A Sant’Antimo i Carabinieri della locale tenenza hanno arrestato per detenzione illegale di arma comune da sparo, munizionamento, ordigni esplosivi artigianali, per possesso di documenti falsi e indebito utilizzo di carte di credito un 27enne incensurato del posto e sua madre di 45 anni – anche lei incensurata. I militari – allertati dal 112 – sono intervenuti nell’abitazione del ragazzo per schiamazzi. Il 27enne, alla vista dei militari, ha incominciato ad agitarsi. I Carabinieri hanno deciso di controllare meglio. Perquisito l’appartamento, i Carabinieri hanno rinvenuto e sequestrato una pistola marca beretta calibro 7,65 con all’interno 8 proiettili e pronta a sparare. L’arma e’ risultata rubata in provincia di caserta nel 2016.

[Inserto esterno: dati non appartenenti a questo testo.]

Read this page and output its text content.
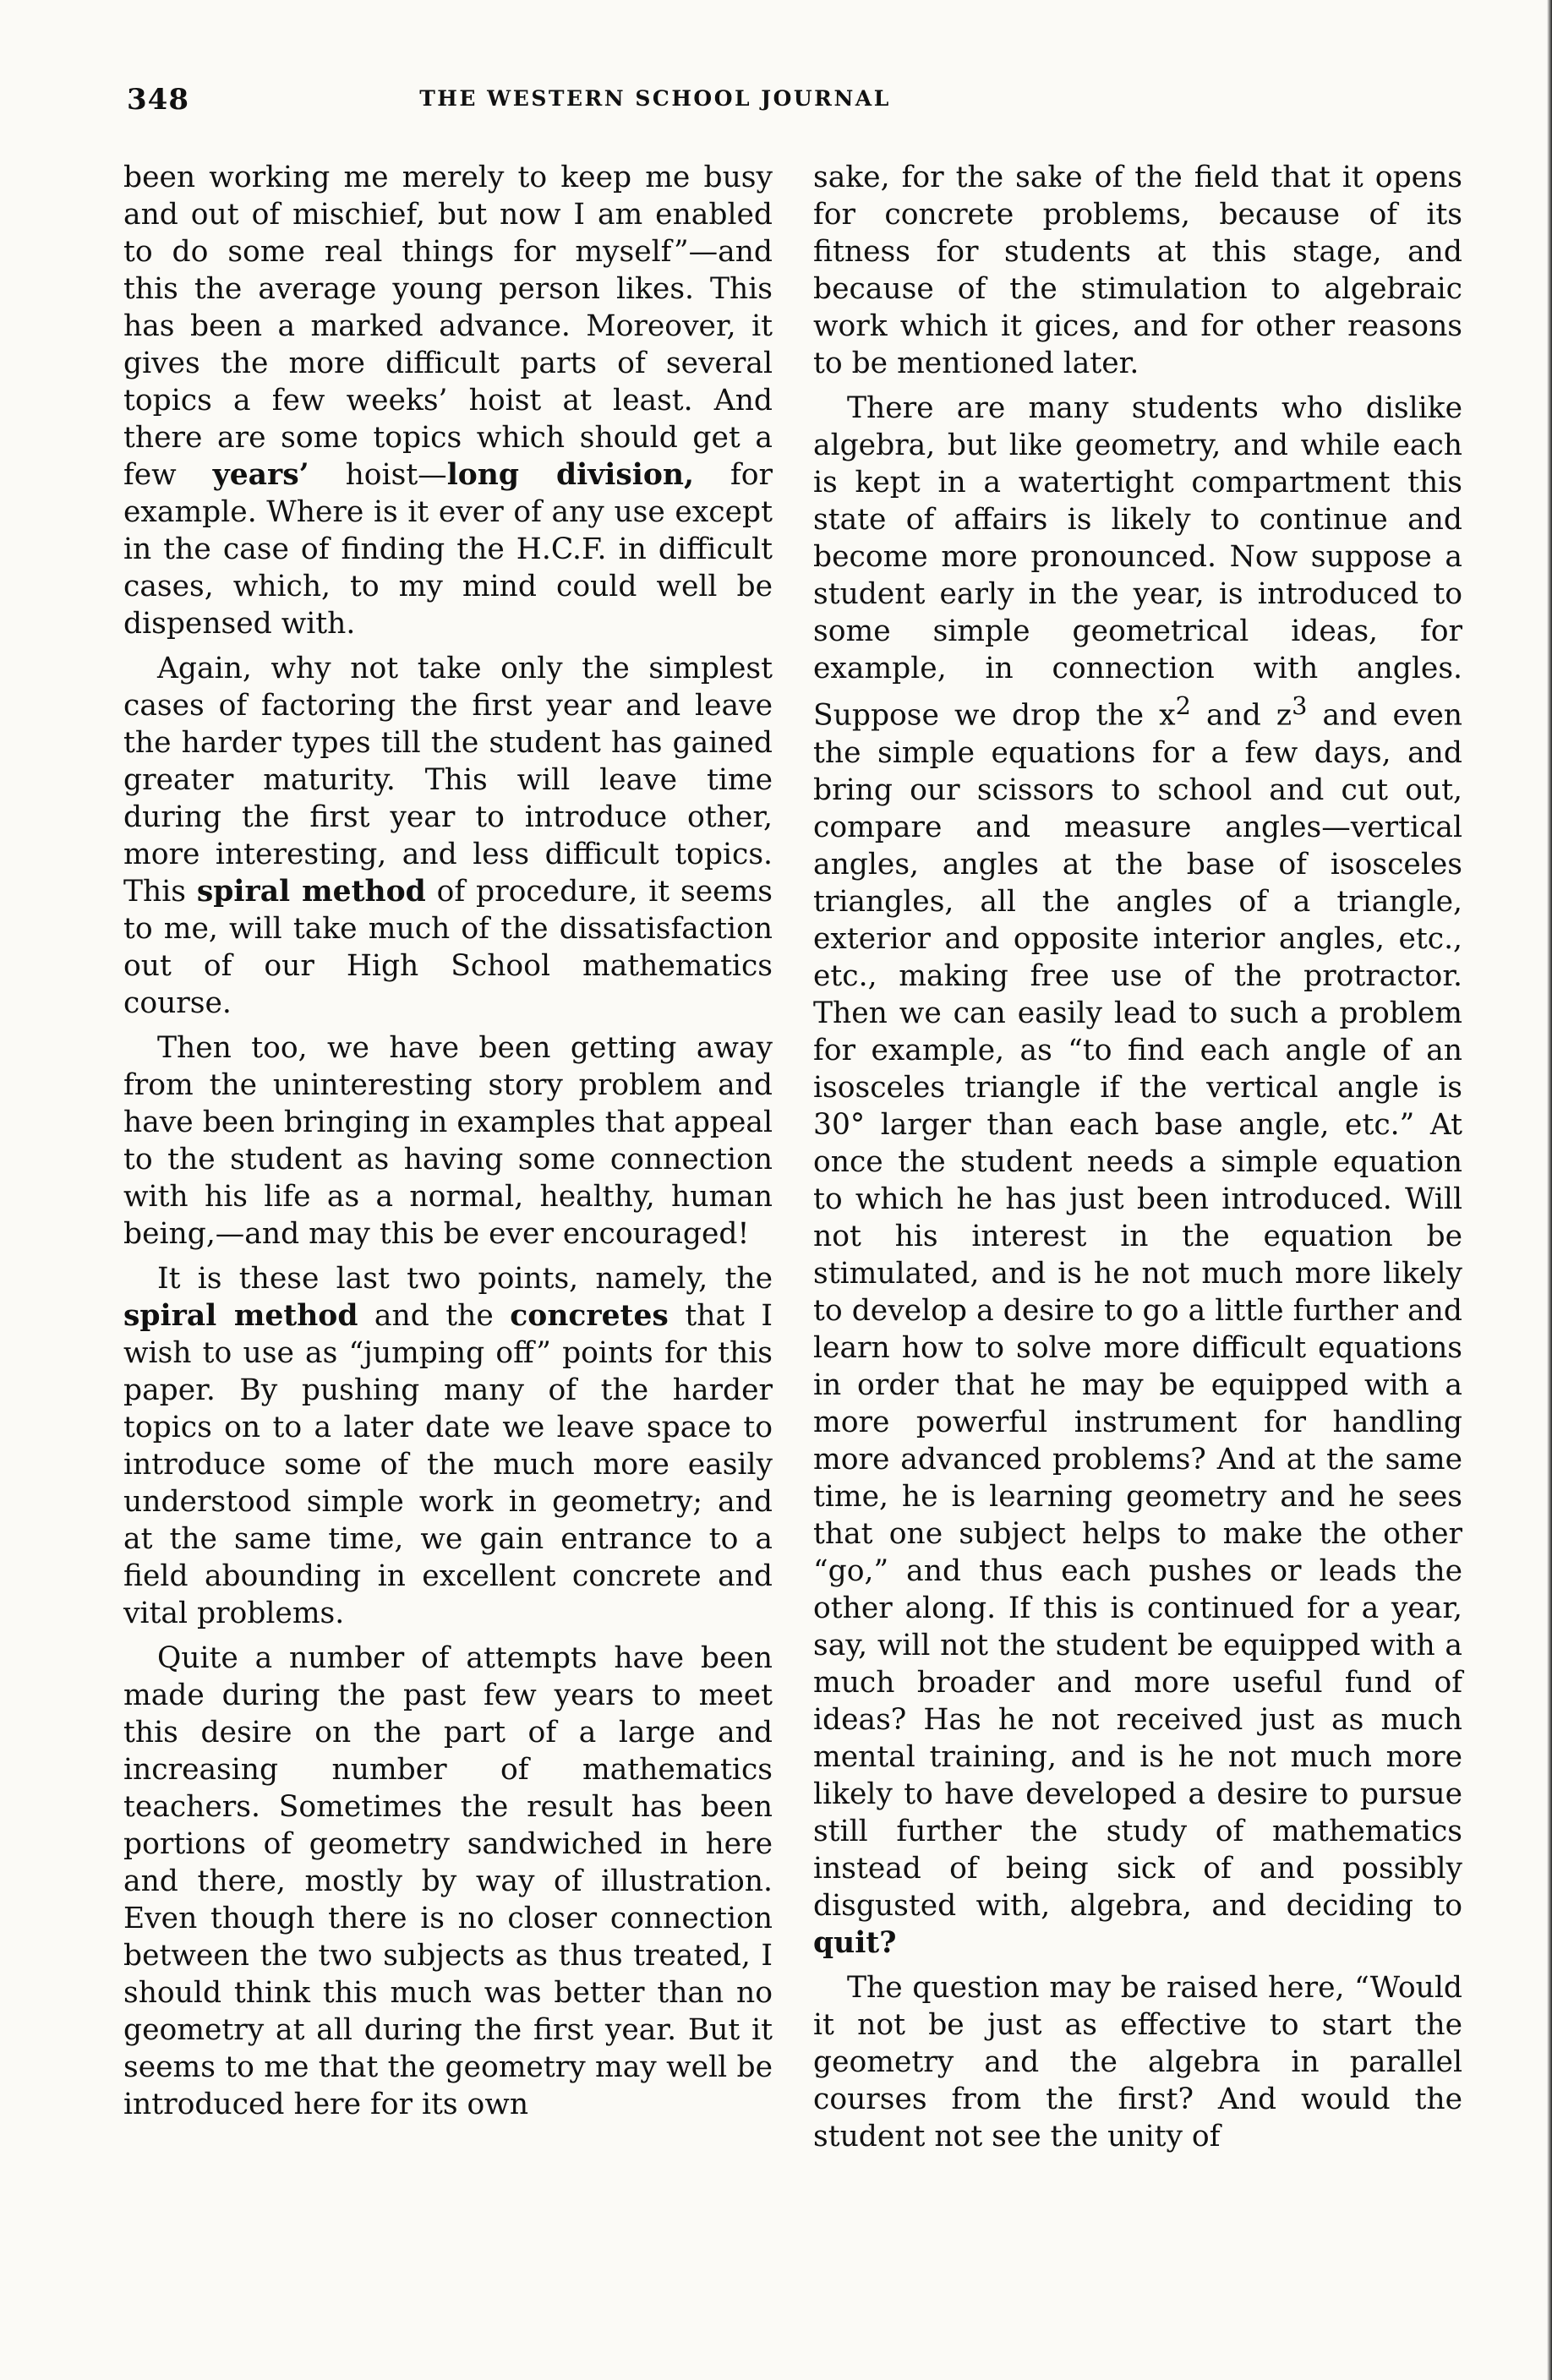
348	THE WESTERN SCHOOL JOURNAL

been working me merely to keep me busy and out of mischief, but now I am enabled to do some real things for myself”—and this the average young person likes. This has been a marked advance. Moreover, it gives the more difficult parts of several topics a few weeks’ hoist at least. And there are some topics which should get a few years’ hoist—long division, for example. Where is it ever of any use except in the case of finding the H.C.F. in difficult cases, which, to my mind could well be dispensed with.

Again, why not take only the simplest cases of factoring the first year and leave the harder types till the student has gained greater maturity. This will leave time during the first year to introduce other, more interesting, and less difficult topics. This spiral method of procedure, it seems to me, will take much of the dissatisfaction out of our High School mathematics course.

Then too, we have been getting away from the uninteresting story problem and have been bringing in examples that appeal to the student as having some connection with his life as a normal, healthy, human being,—and may this be ever encouraged!

It is these last two points, namely, the spiral method and the concretes that I wish to use as “jumping off” points for this paper. By pushing many of the harder topics on to a later date we leave space to introduce some of the much more easily understood simple work in geometry; and at the same time, we gain entrance to a field abounding in excellent concrete and vital problems.

Quite a number of attempts have been made during the past few years to meet this desire on the part of a large and increasing number of mathematics teachers. Sometimes the result has been portions of geometry sandwiched in here and there, mostly by way of illustration. Even though there is no closer connection between the two subjects as thus treated, I should think this much was better than no geometry at all during the first year. But it seems to me that the geometry may well be introduced here for its own

sake, for the sake of the field that it opens for concrete problems, because of its fitness for students at this stage, and because of the stimulation to algebraic work which it gices, and for other reasons to be mentioned later.

There are many students who dislike algebra, but like geometry, and while each is kept in a watertight compartment this state of affairs is likely to continue and become more pronounced. Now suppose a student early in the year, is introduced to some simple geometrical ideas, for example, in connection with angles. Suppose we drop the $x^2$ and $z^3$ and even the simple equations for a few days, and bring our scissors to school and cut out, compare and measure angles—vertical angles, angles at the base of isosceles triangles, all the angles of a triangle, exterior and opposite interior angles, etc., etc., making free use of the protractor. Then we can easily lead to such a problem for example, as “to find each angle of an isosceles triangle if the vertical angle is 30° larger than each base angle, etc.” At once the student needs a simple equation to which he has just been introduced. Will not his interest in the equation be stimulated, and is he not much more likely to develop a desire to go a little further and learn how to solve more difficult equations in order that he may be equipped with a more powerful instrument for handling more advanced problems? And at the same time, he is learning geometry and he sees that one subject helps to make the other “go,” and thus each pushes or leads the other along. If this is continued for a year, say, will not the student be equipped with a much broader and more useful fund of ideas? Has he not received just as much mental training, and is he not much more likely to have developed a desire to pursue still further the study of mathematics instead of being sick of and possibly disgusted with, algebra, and deciding to quit?

The question may be raised here, “Would it not be just as effective to start the geometry and the algebra in parallel courses from the first? And would the student not see the unity of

Rinvenute e sequestrate anche 11 cartucce calibro 7,65, 14 documenti d’identita’, presumibilmente falsi, 63 carte di credito di pagamento intestate a diverse persone. In uno dei documenti probabilmente falsi anche la foto della madre dell’arrestato. I Carabinieri hanno cosi’ deciso di perquisire anche l’abitazione della donna. Li’ i militari hanno trovato 2 ordigni esplosivi artigianali (le c.d. cipolle) e diversi dispositivi informatici tra telefoni cellulari e cpu portatili. Madre e figlio sono stati tradotti ai carceri di Pozzuoli e Poggioreale in attesa di giudizio mentre sono in corso indagini per meglio chiarire i ruoli dei 2 arrestati e l’entita’ di quanto sequestrato.